The most high-profile of the cases alleges that the company, among others, marketed its opioid painkillers in a way that accelerated the opioid crisis. The company chose to take an Oklahoma lawsuit to trial, where it was ordered to pay $572 million, a decision J&J also intends to appeal.

But in another case from two counties in Ohio, J&J chose to settle for just over $20 million. Wolk said these divergent paths are calculated.

"For many reasons there, we thought the best path for all stakeholders was settlement, and that's something that we will always kind of take into account in terms of what is the best solution for all stakeholders including investors, who obviously want certainty," Wolk said.

The third litigation risk relates to the company's talc baby powder products, which have been alleged in more than 14,000 cases to contain cancer-causing asbestos. J&J has denied any wrongdoing. Wolk said the plaintiffs' attorneys have drummed up "a $36 billion industry" with the class-action approach.

Pharma business competition ramps up

Although competition from generic and biosimilar rivals has not affected J&J's bottom line as much as expected in 2019, executives on the call warned that those forces will drag pharma sales ever lower.
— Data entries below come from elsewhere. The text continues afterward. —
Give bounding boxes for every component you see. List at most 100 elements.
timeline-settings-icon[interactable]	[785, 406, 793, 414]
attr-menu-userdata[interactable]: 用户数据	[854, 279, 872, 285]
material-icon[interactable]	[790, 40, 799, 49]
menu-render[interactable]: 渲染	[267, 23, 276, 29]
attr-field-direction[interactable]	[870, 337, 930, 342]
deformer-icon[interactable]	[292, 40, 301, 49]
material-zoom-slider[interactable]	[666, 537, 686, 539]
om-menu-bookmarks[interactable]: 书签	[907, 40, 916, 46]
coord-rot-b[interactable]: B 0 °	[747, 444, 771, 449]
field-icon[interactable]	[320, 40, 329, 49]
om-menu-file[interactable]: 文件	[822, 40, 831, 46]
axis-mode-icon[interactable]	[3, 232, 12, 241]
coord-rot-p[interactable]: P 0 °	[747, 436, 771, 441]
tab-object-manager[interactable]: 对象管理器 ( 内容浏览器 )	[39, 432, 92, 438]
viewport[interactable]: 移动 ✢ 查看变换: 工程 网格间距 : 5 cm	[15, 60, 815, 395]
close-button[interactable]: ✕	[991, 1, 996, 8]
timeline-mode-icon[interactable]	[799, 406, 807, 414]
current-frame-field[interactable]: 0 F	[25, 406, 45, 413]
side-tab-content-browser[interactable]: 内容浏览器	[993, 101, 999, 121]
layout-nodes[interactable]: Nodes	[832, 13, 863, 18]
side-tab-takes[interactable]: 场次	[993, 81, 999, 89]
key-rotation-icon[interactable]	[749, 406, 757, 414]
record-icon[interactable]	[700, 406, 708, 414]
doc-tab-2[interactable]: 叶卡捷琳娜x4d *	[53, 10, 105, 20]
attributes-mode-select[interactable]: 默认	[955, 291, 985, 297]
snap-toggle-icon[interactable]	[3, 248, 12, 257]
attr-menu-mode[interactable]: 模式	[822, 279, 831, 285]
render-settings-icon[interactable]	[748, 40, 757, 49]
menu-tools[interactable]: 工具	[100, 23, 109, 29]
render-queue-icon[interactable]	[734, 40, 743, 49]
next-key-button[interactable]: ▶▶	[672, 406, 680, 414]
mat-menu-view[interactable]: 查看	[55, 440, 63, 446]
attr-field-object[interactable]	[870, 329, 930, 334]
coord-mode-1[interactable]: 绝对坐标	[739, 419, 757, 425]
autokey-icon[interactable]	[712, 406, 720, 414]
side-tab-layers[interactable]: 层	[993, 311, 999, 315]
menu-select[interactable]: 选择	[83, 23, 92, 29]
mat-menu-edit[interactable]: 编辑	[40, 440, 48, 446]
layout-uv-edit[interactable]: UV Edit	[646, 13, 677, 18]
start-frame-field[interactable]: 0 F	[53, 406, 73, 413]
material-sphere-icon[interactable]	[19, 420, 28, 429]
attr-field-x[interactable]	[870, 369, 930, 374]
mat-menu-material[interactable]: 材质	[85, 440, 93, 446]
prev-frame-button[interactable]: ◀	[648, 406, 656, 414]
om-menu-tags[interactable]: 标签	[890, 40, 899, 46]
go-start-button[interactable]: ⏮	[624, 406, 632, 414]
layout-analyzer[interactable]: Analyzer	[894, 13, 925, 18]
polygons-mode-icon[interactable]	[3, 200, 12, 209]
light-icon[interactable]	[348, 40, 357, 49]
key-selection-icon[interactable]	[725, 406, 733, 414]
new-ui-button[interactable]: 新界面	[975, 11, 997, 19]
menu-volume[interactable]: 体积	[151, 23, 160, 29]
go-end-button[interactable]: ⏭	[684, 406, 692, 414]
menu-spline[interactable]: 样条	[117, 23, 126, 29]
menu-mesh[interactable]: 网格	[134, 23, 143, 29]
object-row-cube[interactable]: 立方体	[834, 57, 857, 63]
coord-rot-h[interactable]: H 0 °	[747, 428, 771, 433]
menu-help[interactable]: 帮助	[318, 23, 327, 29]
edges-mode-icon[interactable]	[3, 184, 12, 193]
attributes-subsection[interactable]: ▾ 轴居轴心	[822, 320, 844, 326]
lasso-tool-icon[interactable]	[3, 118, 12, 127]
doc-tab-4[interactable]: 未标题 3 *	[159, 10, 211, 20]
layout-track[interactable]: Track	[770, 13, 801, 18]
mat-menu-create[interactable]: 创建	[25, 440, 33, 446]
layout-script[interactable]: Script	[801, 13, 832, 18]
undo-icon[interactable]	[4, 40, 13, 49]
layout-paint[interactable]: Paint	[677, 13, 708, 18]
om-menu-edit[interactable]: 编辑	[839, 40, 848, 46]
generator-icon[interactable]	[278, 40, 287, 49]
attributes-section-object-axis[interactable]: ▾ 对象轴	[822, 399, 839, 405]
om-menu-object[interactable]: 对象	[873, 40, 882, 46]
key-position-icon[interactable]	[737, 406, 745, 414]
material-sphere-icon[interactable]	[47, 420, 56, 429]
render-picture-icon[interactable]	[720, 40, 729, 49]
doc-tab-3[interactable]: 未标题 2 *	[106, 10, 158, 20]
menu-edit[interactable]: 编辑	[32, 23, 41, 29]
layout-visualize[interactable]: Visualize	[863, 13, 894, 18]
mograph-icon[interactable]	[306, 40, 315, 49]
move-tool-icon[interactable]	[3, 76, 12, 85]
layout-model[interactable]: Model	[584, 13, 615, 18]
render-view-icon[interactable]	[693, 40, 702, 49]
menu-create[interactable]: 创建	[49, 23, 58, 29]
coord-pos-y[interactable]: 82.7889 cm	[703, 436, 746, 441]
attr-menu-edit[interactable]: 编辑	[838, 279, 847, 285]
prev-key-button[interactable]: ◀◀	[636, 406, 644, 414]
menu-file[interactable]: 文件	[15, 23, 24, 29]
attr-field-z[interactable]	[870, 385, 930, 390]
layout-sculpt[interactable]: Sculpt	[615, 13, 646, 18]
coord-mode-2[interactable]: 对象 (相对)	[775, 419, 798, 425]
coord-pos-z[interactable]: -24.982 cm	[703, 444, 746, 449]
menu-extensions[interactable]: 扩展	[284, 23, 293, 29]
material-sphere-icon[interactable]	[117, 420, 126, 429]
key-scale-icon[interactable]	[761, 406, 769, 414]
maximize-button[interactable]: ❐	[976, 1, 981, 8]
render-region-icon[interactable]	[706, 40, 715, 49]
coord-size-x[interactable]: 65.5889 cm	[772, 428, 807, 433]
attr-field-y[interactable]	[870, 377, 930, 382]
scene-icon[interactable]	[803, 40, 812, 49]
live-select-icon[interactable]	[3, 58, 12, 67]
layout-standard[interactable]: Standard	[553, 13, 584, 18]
"We think we're seeing about $2 billion of incremental impact from biosimilars and generics business," said Executive Vice President and Worldwide Chairman of Pharmaceuticals Jennifer Taubert. "It's a little bit less than what we'd anticipated this year — however, the number of generic approvals and the erosion rates are starting to catch up, and so we think as we enter into next year, we'll work through the rest of that."

Rheumatoid arthritis treatment Remicade has been one of the hardest hit by biosimilar competition, with sales erosion of almost 17%. J&J's other immunology drugs picked up some of that slack, however, with double-digit growth for Stelara, Tremfya and Simponi.

Stelara benefited from a new approved use in Crohn's disease, contributing to sales growth of almost 31%, and Tremfya surged more than 70% based on its share of the lucrative psoriasis market.

Other forces were also at work, including rebates as a result of a 20% increase rate for the U.S. Medicare program's "doughnut hole," which kept sales of blood thinner Xarelto flat.

"We believe the beat and raise today will refocus investors on the core business, which we expect to perform well, especially entering 2020," Cowen analyst Joshua Jennings said in an Oct. 15 note.